My SIL says it could be depression. I don't have a whole lot to be depressed about though. When I look at my life, I feel blessed. Especially with the state of our economy. My husband is employed, at a fairly well paying job. My children are healthy. We have the food and shelter we need. I really have nothing to complain about.
But still... I am just bummy. I know that I am feeling like a failure as far as my business goes. I haven't really done any business since Christmas. That's a long time for me not to have any real projects. And... I know it's not my fault. The economy is crap. I am not buying things I don't really need. Why should I expect anything different from my customers? I know that it will get better, in the long run. But what do I do until then?

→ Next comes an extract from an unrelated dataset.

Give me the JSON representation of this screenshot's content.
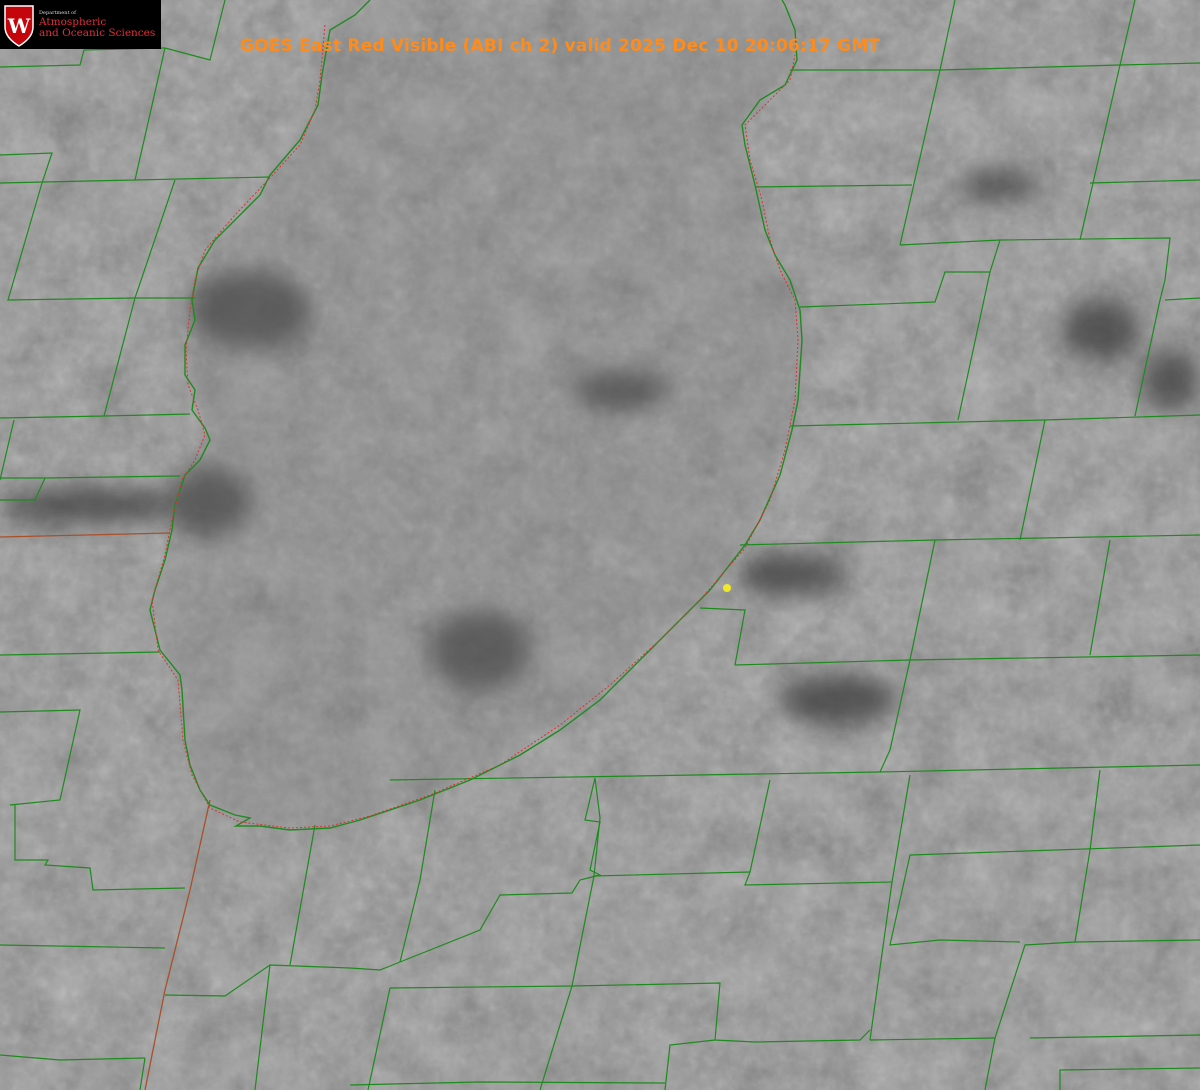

Also, I feel like I can't keep up with my house, and I am ready to give up that battle. I also can't figure out why I am having such a hard time keeping up. I am a stay at home mom. And as I just mentioned, I don't have any "work" right now to keep me from my house. But... No one around here seems to give a shit what the house looks like, why should I? Well, because I get gloomy when the house is a mess. Kind of like a catch 22 at this point. I am gloomy because the house is dirty, but too gloomy to do anything about it. Mostly because I know it won't last the day. I feel a strike coming on.
Maybe I will feel better when my kitchen gets fixed. It was supposed to happen this weekend, but now Sexy Papa has to work on Sat. I can't hang sheet rock on the ceiling by myself. I have my fingers crossed for Sunday, but I know it's not likely.
So as much as I would love to entertain everyone today, with wit and humor, it's just not in me today.